I have the chance to participate in a new book group — two new book groups in fact. One of them is a mystery group, whose illustrious members include Emily and Becky from Musings from the Sofa. I’m not starting off with this group very well, though, as the first meeting is Saturday, and I haven’t yet begun the reading. So I’m considering trying to do my relatively slow version of speed reading over the next two days and seeing what I can accomplish. I don’t want to show up with the book unfinished, but I don’t want to miss the occasion either.
So, we’re reading Dashiell Hammett’s The Glass Key, which, fortunately, we happened to have on our shelves, or I would have had to run out to the bookstore this evening. I believe Hobgoblin has read the book before, which means that this isn’t a case of my newly-developed habit of collecting unread books actually paying off, although that would be cool if it were the case.
The other book group a friend from work and I are starting; that one meets in two weeks and we’re reading Anne Enright’s The Gathering. I’m looking forward to it, as I’ve heard so many good things about the book.
But all this reading means I don’t have time to stay and chat. I may stay away from the internet a little more than usual over the next couple days …
10 responses to “Book groups”
Oh, I want to join the mystery book club – I would LOVE a book club like that. I am really jealous. Enjoy and let us know how it goes!
Enjoy your reading!
Have a lovely time at your book clubs – how I wish I could be in a reading group with my favourite bloggers (that wasn’t virtual!).
The Glass Key is a fast read. See you on Saturday!
Those both sound like fun book groups! I think I’d love a mystery group, too. It’s nice reading books you might not otherwise and then being able to discuss them (and I always get more out of a book when I discuss it with others). Enjoy your reading and you’ll have to share your book group experiences!
I’m with litlove and would love to have a non-virtual book group once in a while with my favorite bloggers.

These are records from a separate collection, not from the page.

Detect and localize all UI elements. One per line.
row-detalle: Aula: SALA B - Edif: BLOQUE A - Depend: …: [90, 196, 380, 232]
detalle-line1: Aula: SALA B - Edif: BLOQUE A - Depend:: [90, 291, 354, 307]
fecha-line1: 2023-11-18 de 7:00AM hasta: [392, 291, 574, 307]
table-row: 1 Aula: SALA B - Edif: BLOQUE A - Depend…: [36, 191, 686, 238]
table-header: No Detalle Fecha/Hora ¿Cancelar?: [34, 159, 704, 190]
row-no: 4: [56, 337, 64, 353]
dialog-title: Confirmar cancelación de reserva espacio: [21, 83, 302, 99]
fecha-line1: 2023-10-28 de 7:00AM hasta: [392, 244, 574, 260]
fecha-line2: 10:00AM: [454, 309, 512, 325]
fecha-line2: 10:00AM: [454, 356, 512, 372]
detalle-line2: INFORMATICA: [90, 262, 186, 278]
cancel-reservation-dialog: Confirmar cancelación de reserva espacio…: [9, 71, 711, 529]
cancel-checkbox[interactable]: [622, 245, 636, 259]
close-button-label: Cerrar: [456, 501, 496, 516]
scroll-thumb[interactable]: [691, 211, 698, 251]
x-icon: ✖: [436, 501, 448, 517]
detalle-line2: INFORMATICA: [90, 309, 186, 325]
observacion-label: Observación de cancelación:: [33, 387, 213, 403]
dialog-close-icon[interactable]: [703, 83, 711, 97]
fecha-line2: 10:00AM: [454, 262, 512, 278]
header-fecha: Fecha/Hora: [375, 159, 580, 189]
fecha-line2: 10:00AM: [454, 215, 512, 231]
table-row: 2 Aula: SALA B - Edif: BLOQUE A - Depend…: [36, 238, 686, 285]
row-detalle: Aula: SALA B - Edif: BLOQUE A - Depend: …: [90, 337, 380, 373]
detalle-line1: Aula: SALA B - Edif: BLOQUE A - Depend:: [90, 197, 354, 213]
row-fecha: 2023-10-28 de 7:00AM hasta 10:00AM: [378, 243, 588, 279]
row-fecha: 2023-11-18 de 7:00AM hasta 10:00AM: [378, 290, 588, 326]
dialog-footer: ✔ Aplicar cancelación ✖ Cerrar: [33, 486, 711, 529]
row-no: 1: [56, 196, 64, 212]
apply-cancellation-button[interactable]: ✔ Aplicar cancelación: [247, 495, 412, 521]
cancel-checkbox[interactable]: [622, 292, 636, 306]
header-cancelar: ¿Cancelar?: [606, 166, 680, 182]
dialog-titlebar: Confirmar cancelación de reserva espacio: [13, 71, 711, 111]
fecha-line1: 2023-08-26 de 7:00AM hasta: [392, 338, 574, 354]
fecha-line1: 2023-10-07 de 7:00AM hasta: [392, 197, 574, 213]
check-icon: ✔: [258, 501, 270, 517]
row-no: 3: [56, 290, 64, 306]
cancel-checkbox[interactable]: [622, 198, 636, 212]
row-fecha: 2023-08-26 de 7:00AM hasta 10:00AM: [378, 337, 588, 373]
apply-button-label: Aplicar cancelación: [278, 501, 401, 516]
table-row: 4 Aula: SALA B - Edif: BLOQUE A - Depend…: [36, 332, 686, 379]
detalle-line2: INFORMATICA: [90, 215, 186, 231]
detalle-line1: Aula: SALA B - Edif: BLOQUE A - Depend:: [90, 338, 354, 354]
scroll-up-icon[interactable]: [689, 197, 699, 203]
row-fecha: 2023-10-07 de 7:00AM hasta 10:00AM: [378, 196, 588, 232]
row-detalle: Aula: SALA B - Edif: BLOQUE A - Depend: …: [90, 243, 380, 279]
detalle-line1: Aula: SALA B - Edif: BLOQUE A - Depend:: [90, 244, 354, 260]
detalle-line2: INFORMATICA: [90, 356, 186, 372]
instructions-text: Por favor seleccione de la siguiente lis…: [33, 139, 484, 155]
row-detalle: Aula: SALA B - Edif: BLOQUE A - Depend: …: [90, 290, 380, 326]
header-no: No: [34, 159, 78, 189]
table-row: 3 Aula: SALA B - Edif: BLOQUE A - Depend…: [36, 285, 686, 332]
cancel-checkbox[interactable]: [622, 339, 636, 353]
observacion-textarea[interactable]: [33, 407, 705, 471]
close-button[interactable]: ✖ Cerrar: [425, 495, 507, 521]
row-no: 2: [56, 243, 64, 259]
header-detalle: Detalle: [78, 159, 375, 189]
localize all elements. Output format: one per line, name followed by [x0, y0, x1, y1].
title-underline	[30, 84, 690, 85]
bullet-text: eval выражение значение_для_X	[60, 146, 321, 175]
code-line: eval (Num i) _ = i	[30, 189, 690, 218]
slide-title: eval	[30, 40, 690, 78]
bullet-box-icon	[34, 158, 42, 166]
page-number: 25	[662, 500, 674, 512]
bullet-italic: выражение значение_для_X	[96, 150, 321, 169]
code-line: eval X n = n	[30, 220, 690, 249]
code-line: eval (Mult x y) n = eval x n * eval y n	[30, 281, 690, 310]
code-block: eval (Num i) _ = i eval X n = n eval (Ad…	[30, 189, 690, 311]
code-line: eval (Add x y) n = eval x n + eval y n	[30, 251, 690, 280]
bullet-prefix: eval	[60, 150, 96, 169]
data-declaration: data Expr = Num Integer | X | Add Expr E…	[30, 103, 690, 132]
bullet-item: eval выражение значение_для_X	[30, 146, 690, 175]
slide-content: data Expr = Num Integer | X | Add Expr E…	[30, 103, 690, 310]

Book groups can be so wonderful. The one I belong to here is very good about getting me to read book I might not have picked up myself.
I love the idea of bookgroups, but I find them a little stifling in the long run. I hardly ever want to read the book of the month (unless I’ve chosen it) and find it very difficult to keep the schedule as a result. 😦 I’ve ended up reading the whole thing the day before one too many times.
Still, I think I’ve learned a lot from them. The only kind of book group I’d attended before this were university seminars, full of students all thinking down similar tracks and (mostly) engaged with criticism and theory. It was quite a pleasant shock to be introduced to a group of people who thought so completely outside the academic box about their reading. Sometimes I find it frustrating when the level of comment is ‘I liked this; I didn’t like that’, but othertimes I find it genuinely stimulating, particularly when people seem to be relating directly to the text rather than filtering it through a critical lens. 🙂
Sure wish I could be there and can’t wait to hear what everyone thought.
Courtney — I’m sure I’ll post on it after the meeting. I realize how lucky I am to have such an opportunity!
Stefanie — thank you, I have been 🙂
Litlove — yes, it’s wonderful to be able to meet them face to face, and some other very nice non-bloggers too 🙂
Becky — yes, I’m already 120 pages into it. I would read even faster, if it weren’t for the stack of papers I have to grade …
Danielle — yes, I always get so much more out the book too when I can discuss it with others. And I’m sure this group will get me to read things I wouldn’t otherwise — Hammett is a good example.
Verbivore — yes, I love discovering new things because of book groups — it’s an excellent reason to be part of one!
Victoria — I’ve never participated in one for very long — well, I’ve participated in the Slaves of Goldconda group for a year and a half, I suppose. The book groups I’ve been in tend to fall apart pretty quickly; they are fun while they last! And I enjoy talking with non-academics about books too (not that I don’t enjoy talking with the academics, but you know what I mean); so far I’ve enjoyed those conversations a lot, for the very reasons you describe.
Emily — I wish you could be there too! I look forward to your post on the book.
I envy you your book groups. One of the great pleasures of the book blog world for me has been the opportunity to share responses to a single text in groups like the Slaves of Golconda. But I would very much like to engage in some in person book talk with congenial souls over food and drinks. In the online version, I miss the rapid fire response to the response that provokes elaboration, new insights, and sometimes shifts in view. Of course that happens online as well, but it’s a bit more constrained somehow when it’s a slower, more measured process.